This discussion with Madwire Co-CEO JB Kellogg includes all sorts of interesting nuances, including DIFM vs. DIY. Read on.
Sramana Mitra: Let’s start at the very beginning of your journey. Where are you from? Where were you born, raised, and in what kind of background?
JB Kellogg: I’m from Colorado. I was born and raised there. We moved around, but most of my childhood was in Colorado. I was very into sports as a kid. I grew up with that as my primary focus, which catapulted me into college on scholarship for football.
I played football, which is like a full-time job at the college level. On finishing college, I wanted to pursue a career in marketing and design. I ended up finishing football in my senior season and I had another semester left. I had a lot of time on my hands at that point since I was done with athletics.

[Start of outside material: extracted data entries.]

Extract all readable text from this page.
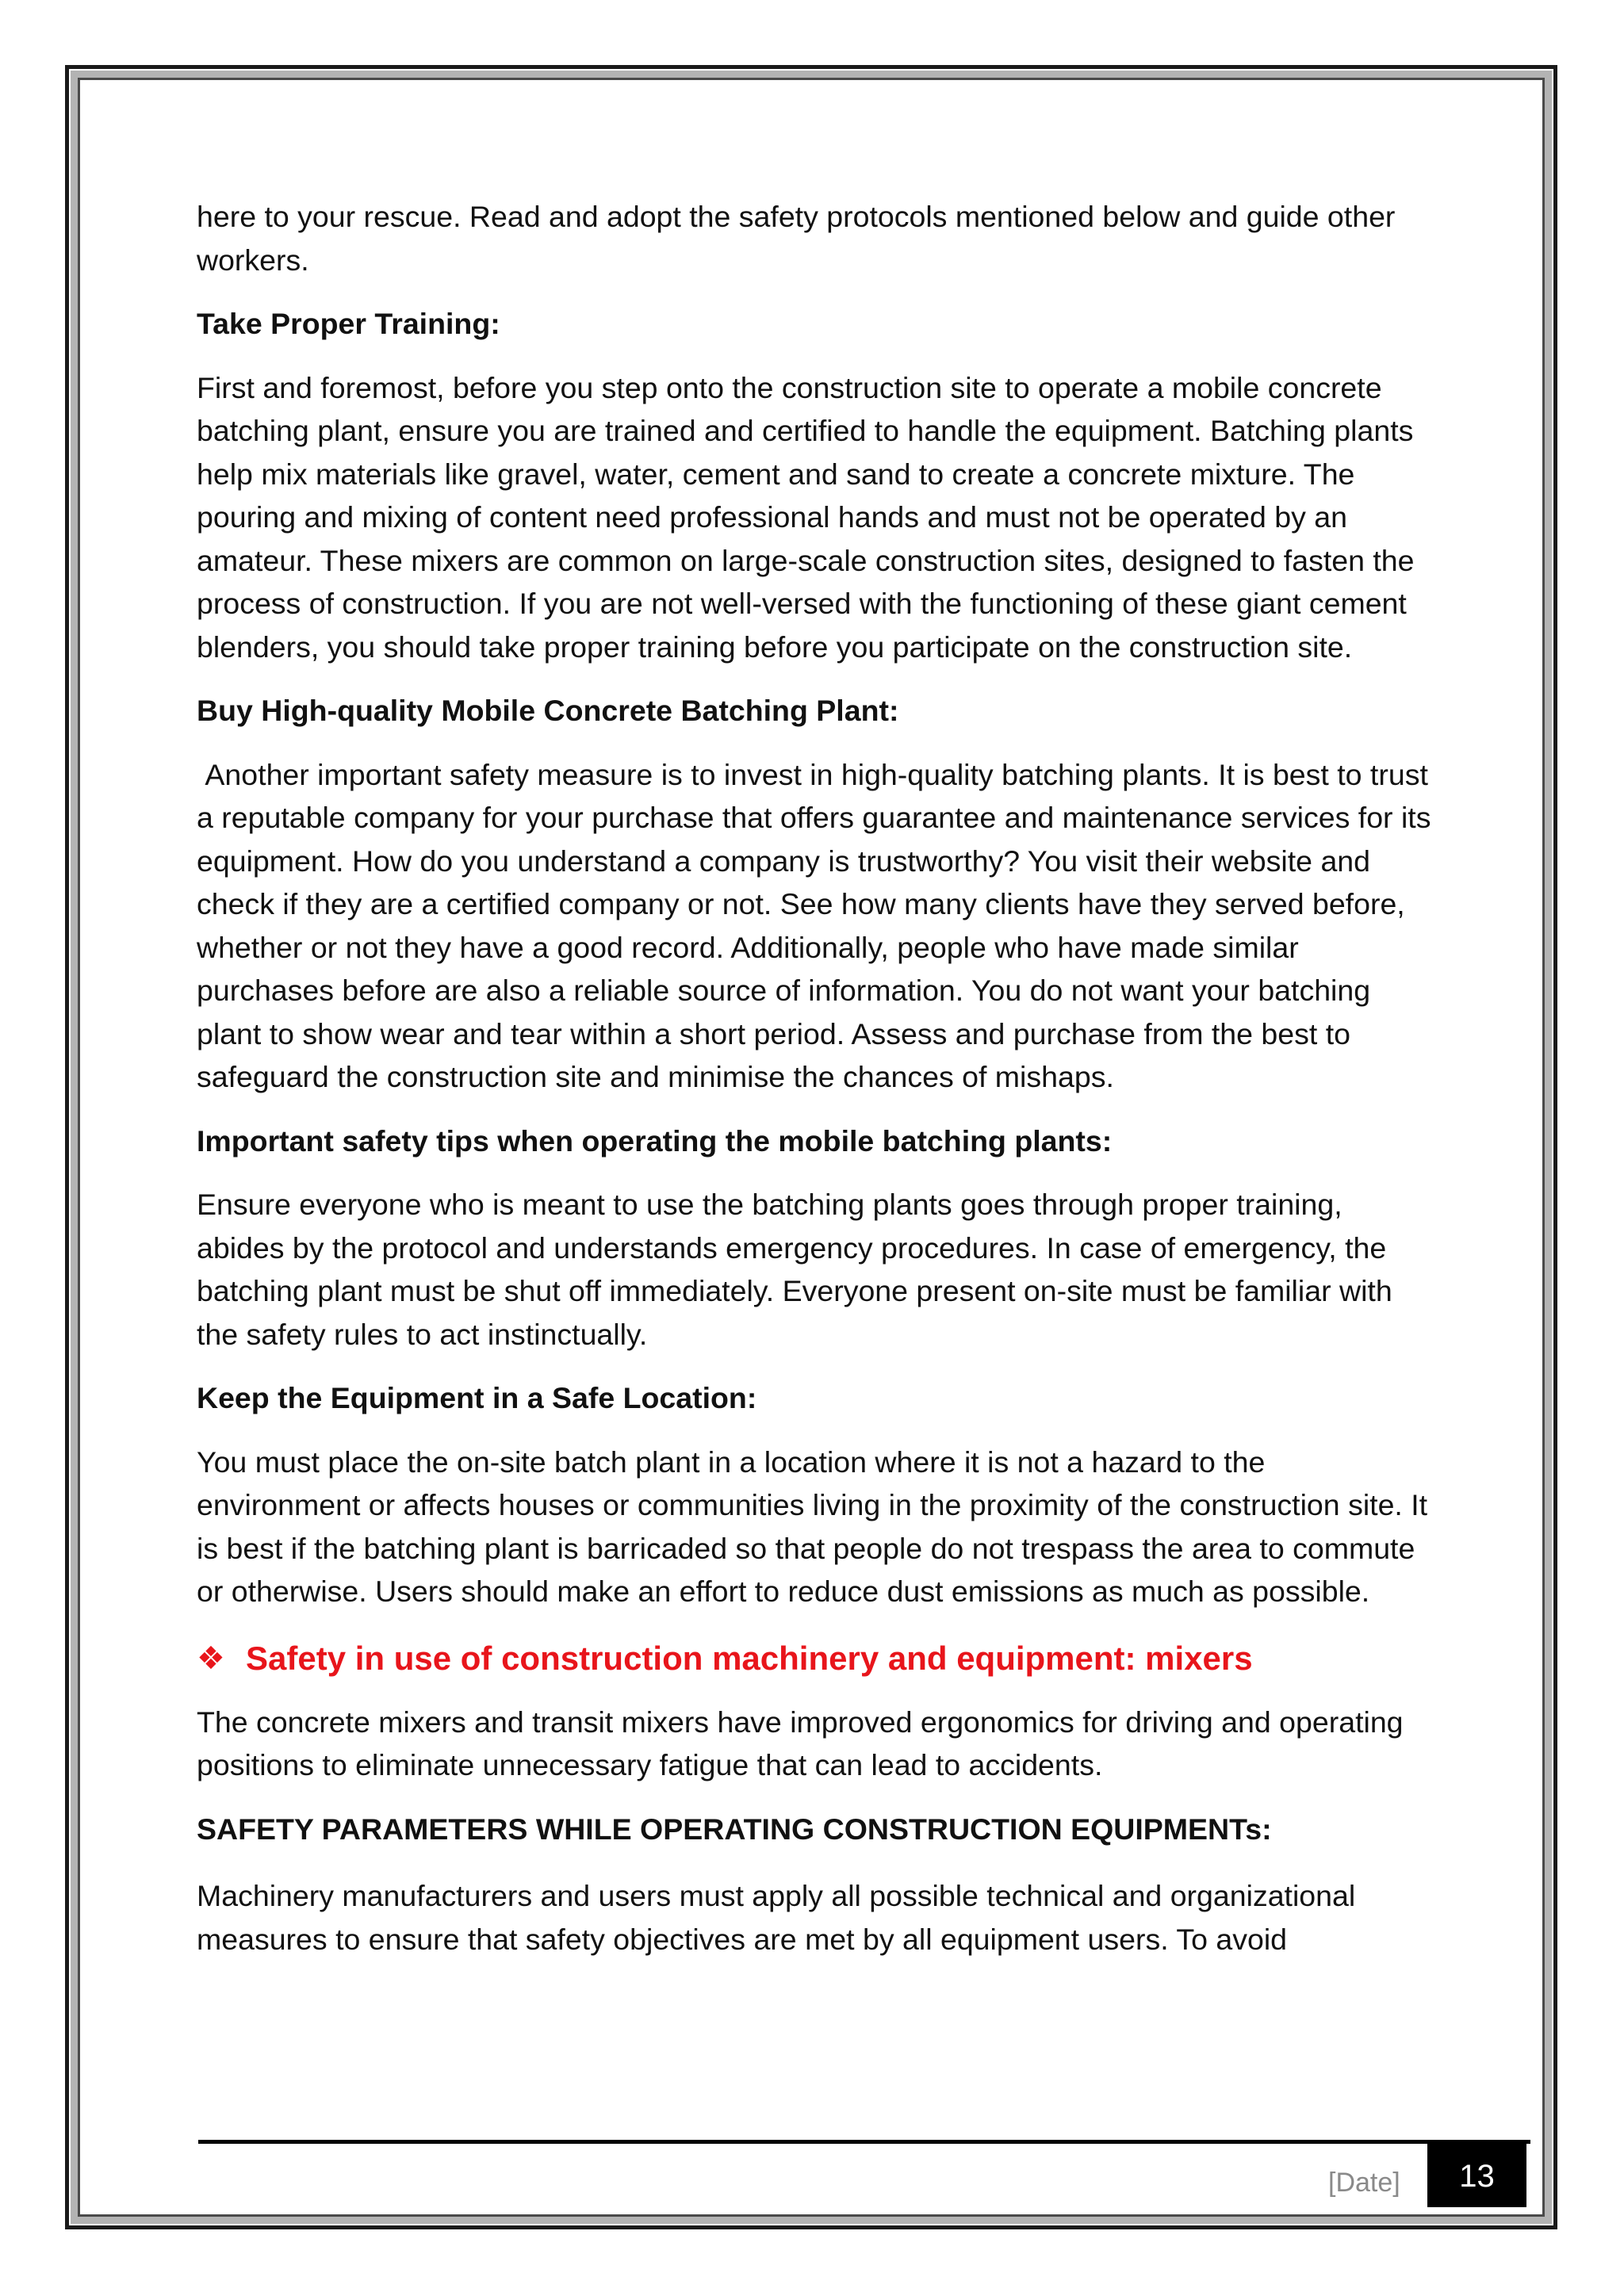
here to your rescue. Read and adopt the safety protocols mentioned below and guide other workers.

Take Proper Training:

First and foremost, before you step onto the construction site to operate a mobile concrete batching plant, ensure you are trained and certified to handle the equipment. Batching plants help mix materials like gravel, water, cement and sand to create a concrete mixture. The pouring and mixing of content need professional hands and must not be operated by an amateur. These mixers are common on large-scale construction sites, designed to fasten the process of construction. If you are not well-versed with the functioning of these giant cement blenders, you should take proper training before you participate on the construction site.

Buy High-quality Mobile Concrete Batching Plant:

Another important safety measure is to invest in high-quality batching plants. It is best to trust a reputable company for your purchase that offers guarantee and maintenance services for its equipment. How do you understand a company is trustworthy? You visit their website and check if they are a certified company or not. See how many clients have they served before, whether or not they have a good record. Additionally, people who have made similar purchases before are also a reliable source of information. You do not want your batching plant to show wear and tear within a short period. Assess and purchase from the best to safeguard the construction site and minimise the chances of mishaps.

Important safety tips when operating the mobile batching plants:

Ensure everyone who is meant to use the batching plants goes through proper training, abides by the protocol and understands emergency procedures. In case of emergency, the batching plant must be shut off immediately. Everyone present on-site must be familiar with the safety rules to act instinctually.

Keep the Equipment in a Safe Location:

You must place the on-site batch plant in a location where it is not a hazard to the environment or affects houses or communities living in the proximity of the construction site. It is best if the batching plant is barricaded so that people do not trespass the area to commute or otherwise. Users should make an effort to reduce dust emissions as much as possible.

❖ Safety in use of construction machinery and equipment: mixers

The concrete mixers and transit mixers have improved ergonomics for driving and operating positions to eliminate unnecessary fatigue that can lead to accidents.

SAFETY PARAMETERS WHILE OPERATING CONSTRUCTION EQUIPMENTs:

Machinery manufacturers and users must apply all possible technical and organizational measures to ensure that safety objectives are met by all equipment users. To avoid

[Date]	13
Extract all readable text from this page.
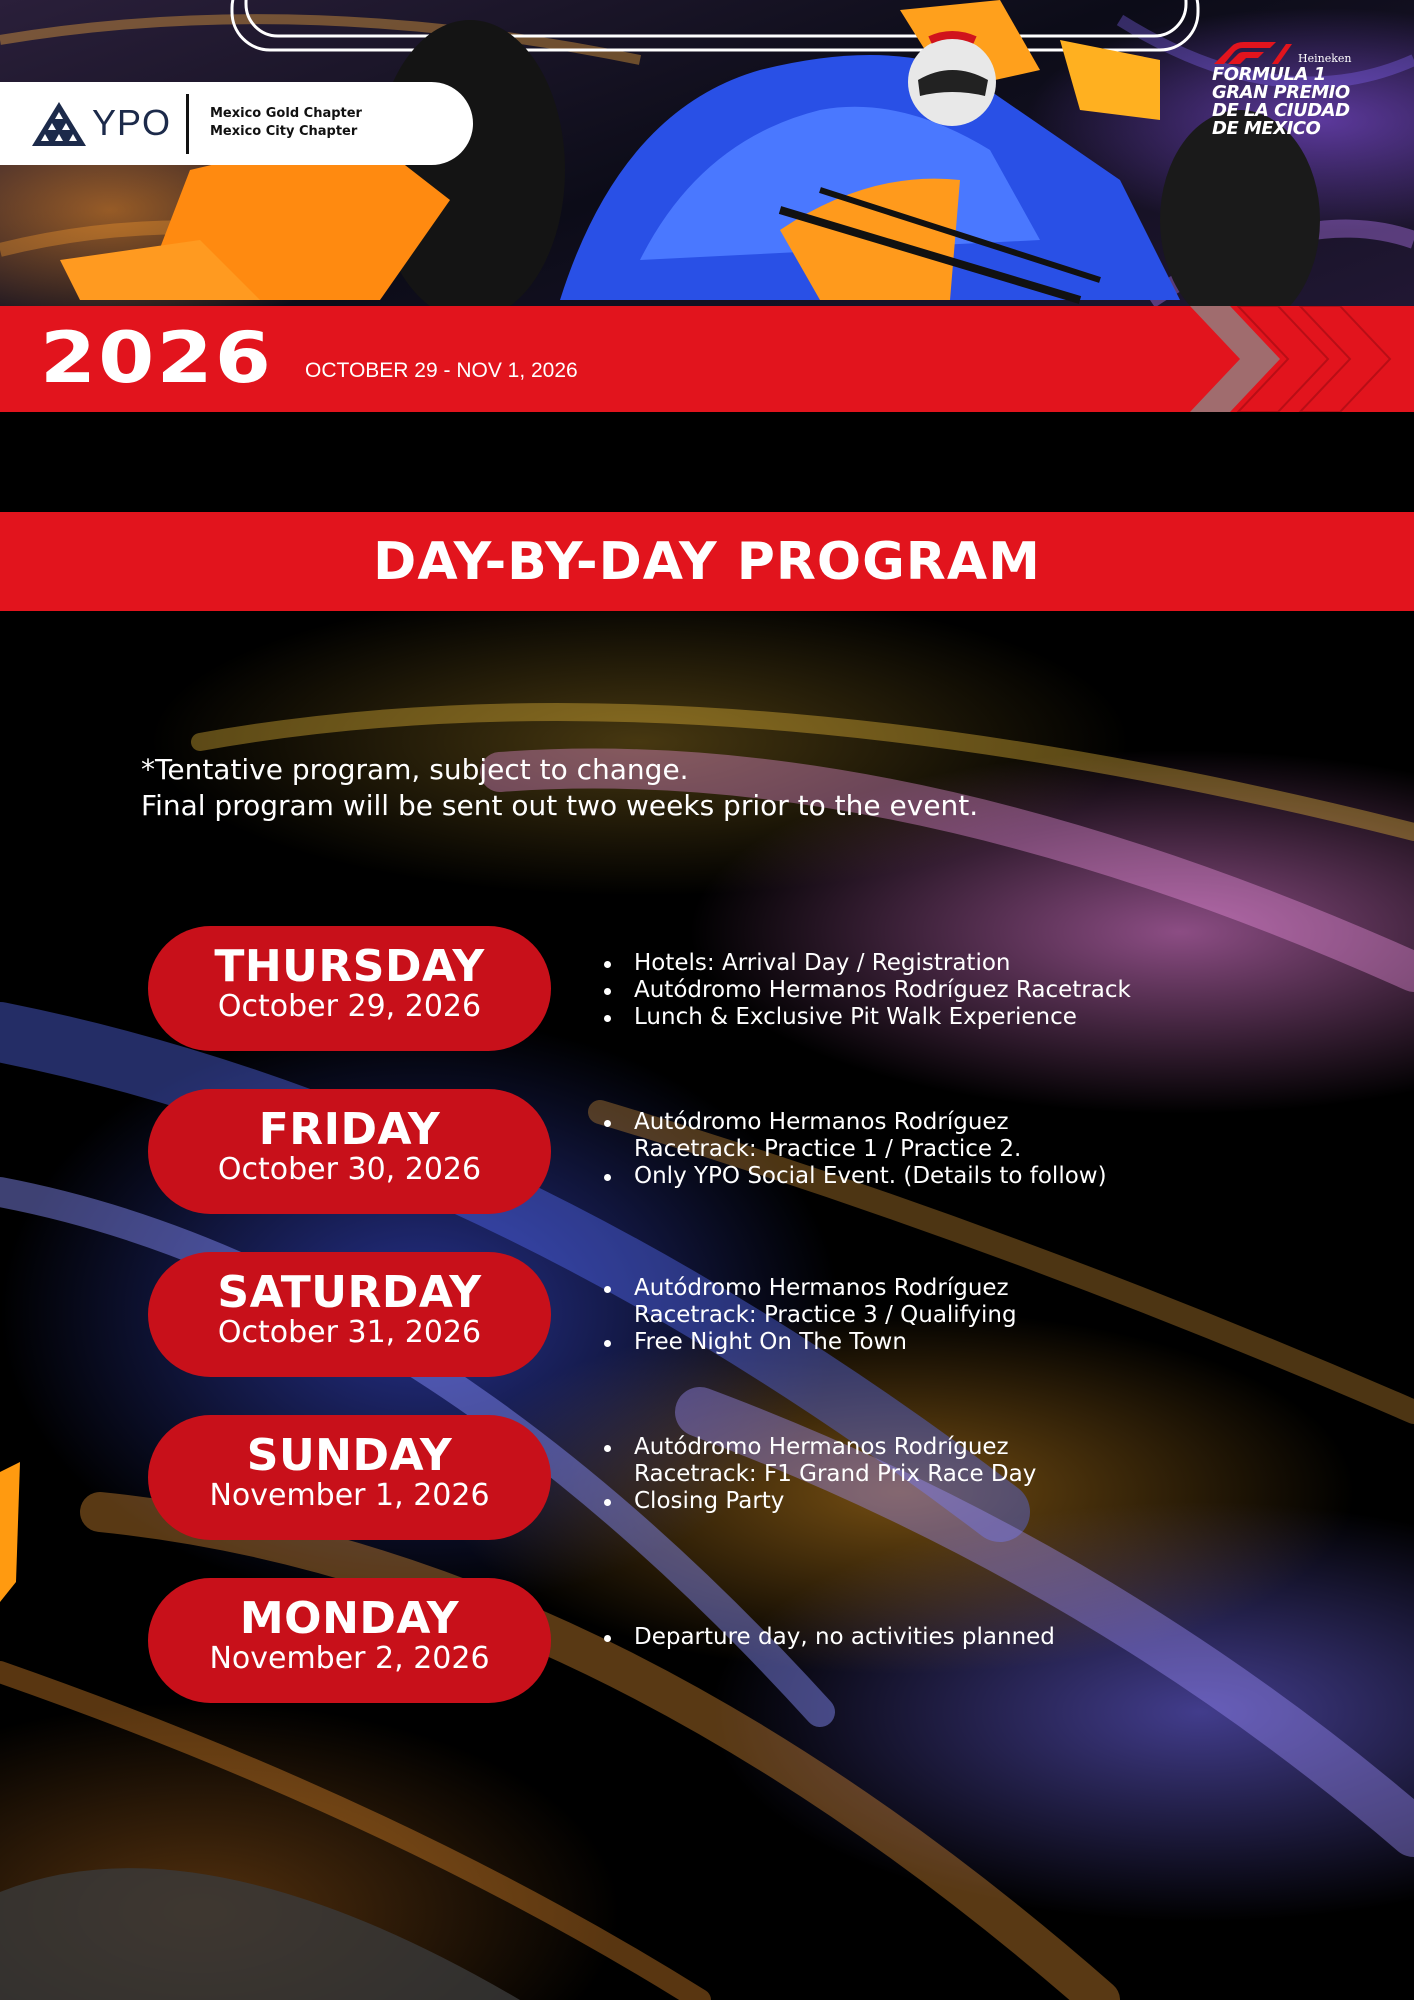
YPO	Mexico Gold Chapter
Mexico City Chapter
Heineken
FORMULA 1
GRAN PREMIO
DE LA CIUDAD
DE MEXICO
2026 OCTOBER 29 - NOV 1, 2026
DAY-BY-DAY PROGRAM
*Tentative program, subject to change.
Final program will be sent out two weeks prior to the event.
THURSDAY
October 29, 2026
Hotels: Arrival Day / Registration
Autódromo Hermanos Rodríguez Racetrack
Lunch & Exclusive Pit Walk Experience
FRIDAY
October 30, 2026
Autódromo Hermanos Rodríguez Racetrack: Practice 1 / Practice 2.
Only YPO Social Event. (Details to follow)
SATURDAY
October 31, 2026
Autódromo Hermanos Rodríguez Racetrack: Practice 3 / Qualifying
Free Night On The Town
SUNDAY
November 1, 2026
Autódromo Hermanos Rodríguez Racetrack: F1 Grand Prix Race Day
Closing Party
MONDAY
November 2, 2026
Departure day, no activities planned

I walked into a magazine company which was near our college. I just asked them if they had an internship. I had a pretty good skill set in design. Unfortunately, they didn’t. They did have a need for a website. They asked me if I knew how. I said no, but if they gave me a desk and a couple of months, I’d figure it out. They did.
Sramana Mitra: What year was this?
JB Kellogg: This is 2004. I figured out how to build a website.
Sramana Mitra: This is still happening in Colorado?
JB Kellogg: I was in college. I went to school at different places, but at this point, I was in New Mexico. I finished college at Western New Mexico University.
Sramana Mitra: What happens next?
JB Kellogg: I realized that not a lot of people knew how to do that at that time. Not a lot of businesses were online yet. They were still operating in a traditional capacity. I came back to Colorado and started working with my dad who owned a futures and commodities brokerage firm. I worked there.
While working there, I learned a lot about sales. I also continued to pursue my knowledge with regards to digital marketing. We rebuilt our brokerage website many times. We started building software and analysis programs as well and also started testing digital marketing.
This is between 2004 and 2009 where this is happening. Everybody was starting to shift from traditional marketing to digital marketing. Thankfully in the brokerage industry, it’s very competitive, so it’s a bit ahead of the curve. We were doing a lot of the things at that time that small businesses weren’t quite doing yet.
I just kept talking to my dad about the opportunity in the small business digital marketing space. We got excited about it. One day when we were working out, we came up with the whole business plan. Over the weekend, we spent time researching.
On Monday, we gave away all our brokerage accounts and just went in and founded Madwire, which was a digital marketing company for small businesses.